Les conséquences de l’abandon de la lecture sur le développement de l’enfant et de la société
Dès l’introduction de son ouvrage, Michel Desmurget souligne que « l’affaissement brutal de cette activité (la lecture) au sein des nouvelles générations constitue un véritable désastre pour la fertilité collective de notre société. » La lecture est en train de disparaître «au profit d’une culture numérique récréative, certes fort rémunératrice pour ses différents acteurs industriels, mais dont le caractère abêtissant est aujourd’hui irrévocablement démontré par un vaste ensemble d’études scientifiques ; avec des influences négatives avérées, entre autres exemples, sur le langage, la concentration, l’impulsivité, l’obésité, le sommeil, l’anxiété ou la réussite scolaire.»
En effet, cette domination du fait numérique dans nos sociétés au détriment de la lecture a des conséquences très concrètes sur le développement des enfants et les chiffres sont sans appel : 10 % des jeunes de 16-25 ans sont en état de quasi-illettrisme ; ils sont 21 % à avoir des difficultés mais dans les 80 % restants bien peu sont capables de lire des livres élaborés nécessitant des capacités d’abstraction et une certaine richesse du vocabulaire.
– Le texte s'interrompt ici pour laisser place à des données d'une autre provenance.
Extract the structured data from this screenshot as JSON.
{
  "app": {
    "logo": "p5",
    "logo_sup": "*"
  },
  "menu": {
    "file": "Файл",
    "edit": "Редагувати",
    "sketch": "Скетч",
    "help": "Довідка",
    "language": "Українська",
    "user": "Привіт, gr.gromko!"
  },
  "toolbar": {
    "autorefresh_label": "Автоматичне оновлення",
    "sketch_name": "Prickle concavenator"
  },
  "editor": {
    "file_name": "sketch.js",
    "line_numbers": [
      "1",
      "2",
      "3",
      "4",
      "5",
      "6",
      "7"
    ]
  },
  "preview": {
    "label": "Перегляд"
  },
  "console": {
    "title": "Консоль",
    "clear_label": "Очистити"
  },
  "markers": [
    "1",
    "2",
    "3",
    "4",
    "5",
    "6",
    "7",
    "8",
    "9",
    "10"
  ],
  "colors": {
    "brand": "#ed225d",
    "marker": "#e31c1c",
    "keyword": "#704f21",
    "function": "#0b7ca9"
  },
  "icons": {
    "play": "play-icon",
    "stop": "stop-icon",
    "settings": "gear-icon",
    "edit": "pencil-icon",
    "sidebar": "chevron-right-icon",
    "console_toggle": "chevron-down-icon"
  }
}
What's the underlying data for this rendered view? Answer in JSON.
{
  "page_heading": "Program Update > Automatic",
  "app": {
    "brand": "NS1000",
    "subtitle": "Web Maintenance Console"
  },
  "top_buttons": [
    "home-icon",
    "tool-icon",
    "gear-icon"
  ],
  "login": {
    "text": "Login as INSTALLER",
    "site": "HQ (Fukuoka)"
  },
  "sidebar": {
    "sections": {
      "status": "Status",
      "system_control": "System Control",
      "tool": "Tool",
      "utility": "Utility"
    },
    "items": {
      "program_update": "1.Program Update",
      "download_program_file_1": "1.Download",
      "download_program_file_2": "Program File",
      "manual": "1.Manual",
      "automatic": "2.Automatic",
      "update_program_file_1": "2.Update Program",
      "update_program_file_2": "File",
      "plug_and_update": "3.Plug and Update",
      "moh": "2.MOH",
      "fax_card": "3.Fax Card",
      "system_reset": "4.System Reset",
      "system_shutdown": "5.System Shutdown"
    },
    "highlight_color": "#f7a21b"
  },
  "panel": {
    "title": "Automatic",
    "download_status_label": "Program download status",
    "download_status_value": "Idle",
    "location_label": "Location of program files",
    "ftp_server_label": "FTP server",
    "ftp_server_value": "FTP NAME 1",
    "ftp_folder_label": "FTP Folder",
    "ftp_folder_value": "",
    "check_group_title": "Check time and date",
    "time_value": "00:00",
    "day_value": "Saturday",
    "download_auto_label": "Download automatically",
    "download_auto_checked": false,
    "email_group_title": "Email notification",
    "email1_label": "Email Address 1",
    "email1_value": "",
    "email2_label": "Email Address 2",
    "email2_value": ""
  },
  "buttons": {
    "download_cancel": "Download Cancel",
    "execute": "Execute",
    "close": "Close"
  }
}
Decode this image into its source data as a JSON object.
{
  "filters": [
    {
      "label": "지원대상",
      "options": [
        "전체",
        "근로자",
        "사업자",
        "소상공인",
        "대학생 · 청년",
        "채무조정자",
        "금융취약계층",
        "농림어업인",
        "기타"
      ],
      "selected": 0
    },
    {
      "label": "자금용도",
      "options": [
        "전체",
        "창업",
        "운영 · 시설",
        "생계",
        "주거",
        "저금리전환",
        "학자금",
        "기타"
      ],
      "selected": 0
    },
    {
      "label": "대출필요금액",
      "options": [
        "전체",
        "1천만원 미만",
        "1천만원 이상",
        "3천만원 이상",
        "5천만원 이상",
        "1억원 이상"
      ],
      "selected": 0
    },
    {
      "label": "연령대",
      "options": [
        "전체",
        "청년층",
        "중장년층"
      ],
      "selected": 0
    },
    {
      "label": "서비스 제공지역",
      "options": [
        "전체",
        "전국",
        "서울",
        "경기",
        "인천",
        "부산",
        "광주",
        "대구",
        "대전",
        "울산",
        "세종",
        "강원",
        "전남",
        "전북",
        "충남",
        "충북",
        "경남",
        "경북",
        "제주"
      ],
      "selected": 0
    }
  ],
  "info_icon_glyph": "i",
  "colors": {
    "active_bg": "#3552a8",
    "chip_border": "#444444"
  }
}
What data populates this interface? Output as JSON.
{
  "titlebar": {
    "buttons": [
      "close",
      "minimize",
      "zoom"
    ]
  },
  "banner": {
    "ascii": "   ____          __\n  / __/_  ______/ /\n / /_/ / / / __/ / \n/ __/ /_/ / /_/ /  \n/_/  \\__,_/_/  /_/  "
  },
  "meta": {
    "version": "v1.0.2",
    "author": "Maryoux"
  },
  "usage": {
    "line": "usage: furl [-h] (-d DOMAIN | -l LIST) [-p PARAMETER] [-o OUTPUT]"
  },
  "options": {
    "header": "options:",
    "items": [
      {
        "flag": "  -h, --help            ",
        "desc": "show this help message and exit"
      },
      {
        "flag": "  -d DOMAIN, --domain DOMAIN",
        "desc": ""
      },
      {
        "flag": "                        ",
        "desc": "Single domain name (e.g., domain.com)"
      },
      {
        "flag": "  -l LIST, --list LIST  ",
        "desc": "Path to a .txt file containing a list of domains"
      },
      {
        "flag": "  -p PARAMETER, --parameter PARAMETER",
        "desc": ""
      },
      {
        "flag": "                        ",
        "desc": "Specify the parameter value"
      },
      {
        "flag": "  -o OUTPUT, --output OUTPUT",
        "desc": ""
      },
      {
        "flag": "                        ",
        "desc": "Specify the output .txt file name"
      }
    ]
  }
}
En résumé, Ils savent lire Closer mais restent imperméables à La Princesse de Clèves. Le constat des professeurs et des éducateurs est unanime : derrière les difficultés de concentration des élèves, il y a des heures passées devant les écrans à s’évader – sans compter les heures de sommeil perdues. « Les ados consacrent quatorze fois plus de temps à leurs joujoux numériques qu’à la lecture. […] Chaque année, les écrans récréatifs dévorent 112 jours de la vie d’un gamin de quatrième… »
Vers une société totalitaire
Nous voyons également, non sans effroi, se réaliser les dystopies décrites dans un certain nombre de romans du XXe siècle. En 1932, paraît Le Meilleur des mondes d’Aldous Huxley qui décrit comment une petite caste érudite, génétiquement triée, réussit à « asservir un veule troupeau amorphe, intellectuellement amputé, rassasié de vains amusements, privé d’émotions par la force d’une drogue artificielle et incapable de ressentir l’horreur d’une servitude qu’il finit par chérir.»
En 1949, Georges Orwell publie 1984. Winston Smith, le héros du roman, évolue dans cette société de télésurveillance qui est devenue notre quotidien. Il travaille au ministère de la Vérité en charge des divertissements, de l’information, de l’éducation et des beaux-arts – un mélange de Netflix et de BFMTV en quelque sorte. Ce ministère a pour mission de falsifier les documents et d’écrire le dictionnaire du novlangue, travail dont Winston semble s’acquitter sans grande conviction puisque l’un de ses collègues lui reproche sa nostalgie de l’ancienne langue : « Au fond, vous auriez préféré rester fidèle à l’ancien langage, à son imprécision et ses nuances inutiles. Vous ne saisissez pas la beauté qu’il y a dans la destruction des mots. Savez-vous que le novlangue est la seule langue dont le vocabulaire diminue chaque année ? […] Ne voyez-vous pas que le véritable but du novlangue est de restreindre les limites de la pensée ? À la fin, nous rendrons littéralement impossible le crime par la pensée car il n’y aura plus de mots pour l’exprimer. »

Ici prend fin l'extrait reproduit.